Uma lua muito exótica

Marcelo Gleiser
especial para a Folha

Júpiter, o planeta gigante do Sistema Solar, tem 39 luas conhecidas. Só em 2001, foram descobertas 11. Algumas delas são extremamente exóticas, como é o caso de Io, que tem vulcões ativos jorrando compostos sulfurosos a 300 quilômetros de altitude. E isso em um corpo celeste apenas um pouco maior do que a nossa Lua, que, em comparação, é extremamente inerte e passiva.
Devido a sua órbita muito alongada em torno de Júpiter, a atração gravitacional entre Io e o planeta em torno do qual o satélite gira tem enormes variações: quanto mais perto de Júpiter, maior a força gravitacional sobre Io. (E sobre Júpiter, já que, como diz a terceira lei de Newton, a cada ação corresponde uma reação igual em sentido contrário. O leitor certamente já experimentou a eficácia dessa lei ao dar uma topada em uma pedra. Só que Júpiter não se abala muito com a atração exercida por Io.)
A atração gravitacional exercida por Júpiter sobre Io é tão gigantesca que o nível de sua superfície sofre variações de mais de cem metros. Só como comparação, o efeito de marés aqui na Terra pode provocar uma variação no nível do mar de uns 18 metros, no máximo.
O exemplo de Io mostra como o foco da exploração atual do Sistema Solar foi ampliado nas últimas décadas, englobando hoje não só os planetas, mas, também, as suas luas, corpos celestes de grande individualidade, mundos estranhos e fascinantes.
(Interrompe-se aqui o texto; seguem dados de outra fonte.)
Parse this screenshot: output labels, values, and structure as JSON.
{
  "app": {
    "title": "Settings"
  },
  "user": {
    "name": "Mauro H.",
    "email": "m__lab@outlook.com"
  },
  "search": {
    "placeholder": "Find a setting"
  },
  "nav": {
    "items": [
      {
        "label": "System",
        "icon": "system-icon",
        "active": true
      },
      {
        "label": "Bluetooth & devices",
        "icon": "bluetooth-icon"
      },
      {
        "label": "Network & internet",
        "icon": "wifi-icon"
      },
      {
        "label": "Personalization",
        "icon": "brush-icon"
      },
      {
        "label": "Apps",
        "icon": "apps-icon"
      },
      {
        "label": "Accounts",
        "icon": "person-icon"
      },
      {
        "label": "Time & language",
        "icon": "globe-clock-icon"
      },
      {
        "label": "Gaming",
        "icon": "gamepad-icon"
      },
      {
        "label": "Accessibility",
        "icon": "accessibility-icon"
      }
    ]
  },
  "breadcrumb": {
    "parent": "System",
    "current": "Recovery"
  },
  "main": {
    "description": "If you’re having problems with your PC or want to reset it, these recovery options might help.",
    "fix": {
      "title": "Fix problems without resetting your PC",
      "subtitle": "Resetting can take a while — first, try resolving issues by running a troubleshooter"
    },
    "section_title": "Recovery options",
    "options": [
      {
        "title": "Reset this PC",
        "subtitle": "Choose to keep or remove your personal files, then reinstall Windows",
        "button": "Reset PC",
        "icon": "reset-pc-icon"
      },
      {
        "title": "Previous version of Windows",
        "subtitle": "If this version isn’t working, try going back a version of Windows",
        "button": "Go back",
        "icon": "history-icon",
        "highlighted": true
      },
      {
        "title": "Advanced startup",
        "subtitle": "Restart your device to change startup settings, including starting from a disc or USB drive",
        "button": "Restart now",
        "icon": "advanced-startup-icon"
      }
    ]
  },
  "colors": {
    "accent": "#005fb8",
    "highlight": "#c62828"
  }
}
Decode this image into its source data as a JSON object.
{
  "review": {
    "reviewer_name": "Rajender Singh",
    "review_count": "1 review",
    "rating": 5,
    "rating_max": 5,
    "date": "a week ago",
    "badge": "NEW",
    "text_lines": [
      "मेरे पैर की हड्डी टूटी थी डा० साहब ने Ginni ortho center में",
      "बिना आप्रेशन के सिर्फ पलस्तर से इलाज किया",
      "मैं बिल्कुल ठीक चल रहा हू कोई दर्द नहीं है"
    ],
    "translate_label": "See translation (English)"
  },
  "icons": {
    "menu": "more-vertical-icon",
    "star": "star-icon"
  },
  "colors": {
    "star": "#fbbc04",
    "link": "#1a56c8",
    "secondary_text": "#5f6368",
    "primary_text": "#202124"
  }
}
Apesar dos dramáticos estertores de Io, a lua mais fascinante de Júpiter para mim é outra, conhecida como Europa.
Tanto Io quanto Europa foram descobertas em 1610, quando o grande cientista italiano Galileu Galilei apontou o seu telescópio para os céus. Ele percebeu quatro objetos orbitando Júpiter, as suas quatro maiores luas. Muito esperto, Galileu apressou-se em chamar as novas luas de "estrelas de Medici", na tentativa (que funcionou muito bem) de conquistar o favor do poderoso líder de Florença, Cosimo 2º de Medici. O que passou despercebido para Galileu e, até há pouco tempo, para todos os astrônomos, foram justamente as exóticas propriedades dos satélites jovianos, u seja, de Júpiter.
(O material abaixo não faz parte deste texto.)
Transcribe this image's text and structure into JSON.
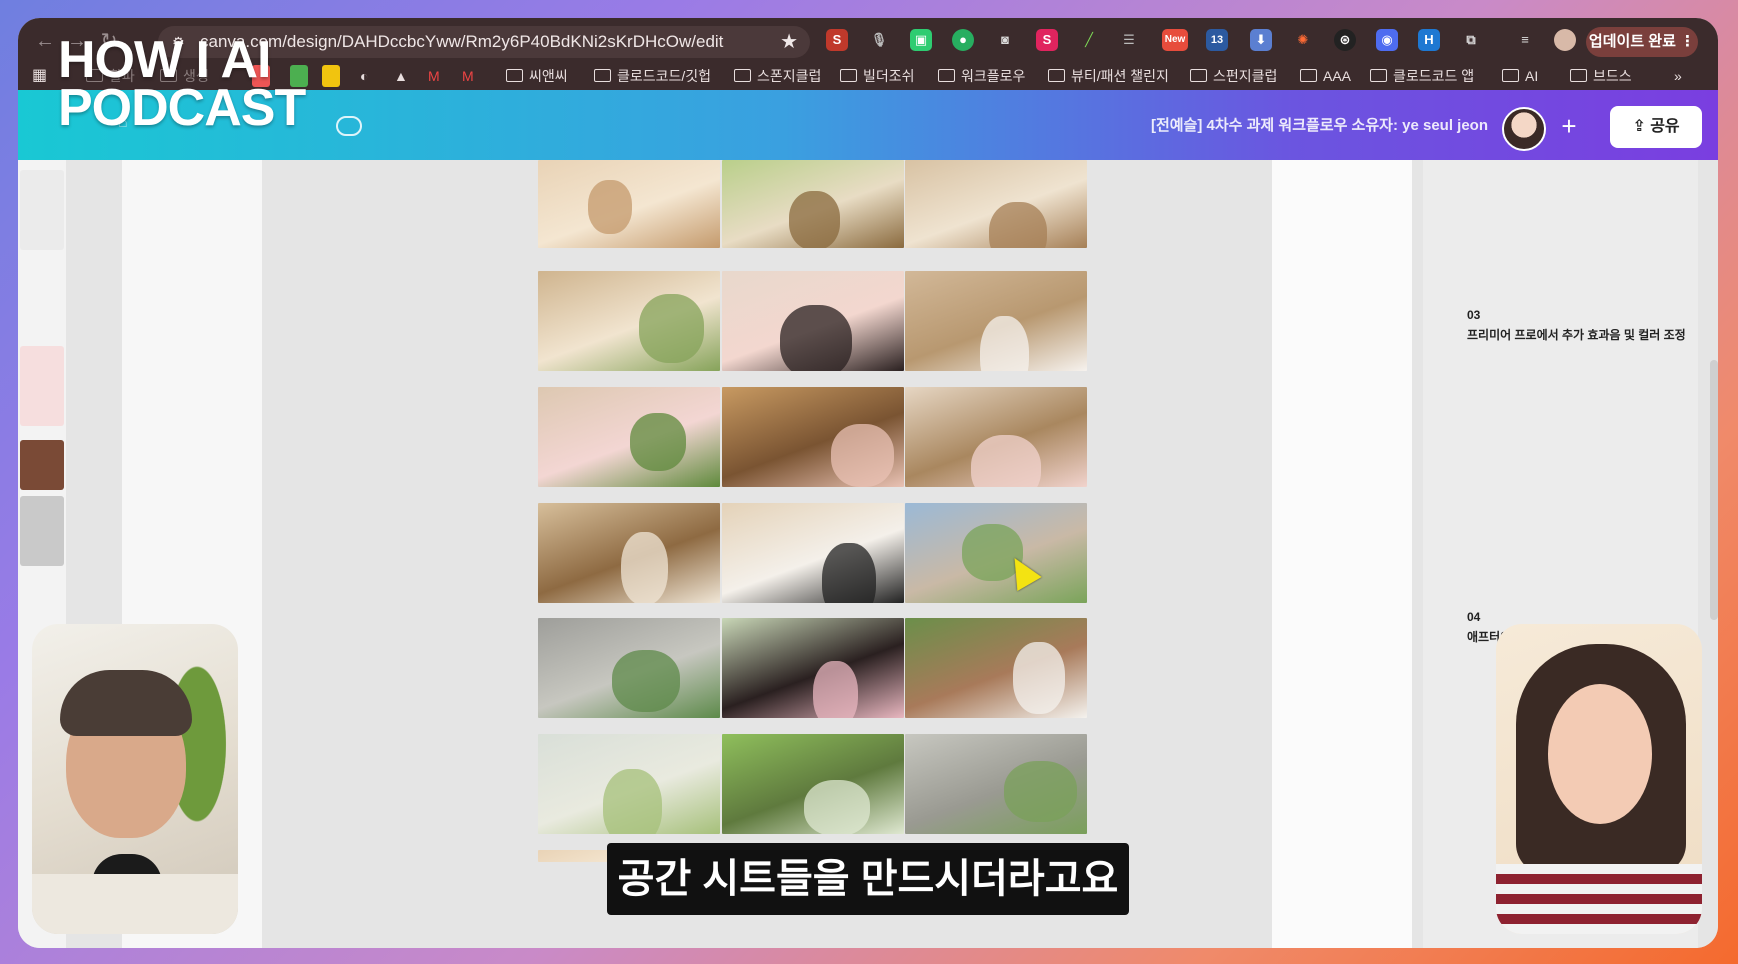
{
  "browser": {
    "url": "canva.com/design/DAHDccbcYww/Rm2y6P40BdKNi2sKrDHcOw/edit",
    "update_label": "업데이트 완료",
    "ext_new_badge": "New",
    "ext_count_badge": "13",
    "bookmarks": [
      "씨앤씨",
      "클로드코드/깃헙",
      "스폰지클럽",
      "빌더조쉬",
      "워크플로우",
      "뷰티/패션 챌린지",
      "스펀지클럽",
      "AAA",
      "클로드코드 앱",
      "AI",
      "브드스"
    ],
    "bookmark_faded_1": "할파",
    "bookmark_faded_2": "생생"
  },
  "canva": {
    "doc_title": "[전예슬] 4차수 과제 워크플로우 소유자: ye seul jeon",
    "share_label": "공유"
  },
  "steps": [
    {
      "number": "03",
      "text": "프리미어 프로에서 추가 효과음 및 컬러 조정"
    },
    {
      "number": "04",
      "text": "애프터이펙트"
    }
  ],
  "overlay": {
    "logo_line1": "HOW I AI",
    "logo_line2": "PODCAST",
    "caption": "공간 시트들을 만드시더라고요"
  },
  "photos": [
    "window-sill",
    "garden-window",
    "rug-sofa",
    "living-room",
    "woman-waving",
    "dog-on-rug",
    "woman-window",
    "lunch-box",
    "woman-with-dog",
    "empty-room",
    "woman-room",
    "street-cyclist",
    "bicycle-wheel",
    "woman-outdoor",
    "dog-outdoor",
    "apartments",
    "park-trees",
    "street-wall"
  ],
  "colors": {
    "canva_gradient_start": "#19c8d4",
    "canva_gradient_end": "#7a3ee0",
    "browser_bar": "#3b2b2c"
  }
}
A sonda espacial Voyager-2 capturou imagens impressionantes de Europa. Para começar, ao contrário das outras três grandes luas de Júpiter (que incluem, fora Io, Ganimede e Calisto), Europa não tem crateras. A sua superfície é relativamente lisa, com traços alongados aparentando veias varicosas. Análises mais detalhadas mostram que a superfície de Europa é composta por uma camada de gelo de aproximadamente cinco quilômetros de espessura.
O mais interessante é o que existe abaixo dessa camada: um oceano, provavelmente de água salgada, com pelo menos 50 quilômetros de profundidade. As ranhuras na superfície provavelmente são cicatrizes de fraturas que ocorrem ocasionalmente, causadas por variações gravitacionais como as sofridas por Io. Uma vez aberta uma fissura na superfície, a água escapa das entranhas de Europa, congelando quase que imediatamente.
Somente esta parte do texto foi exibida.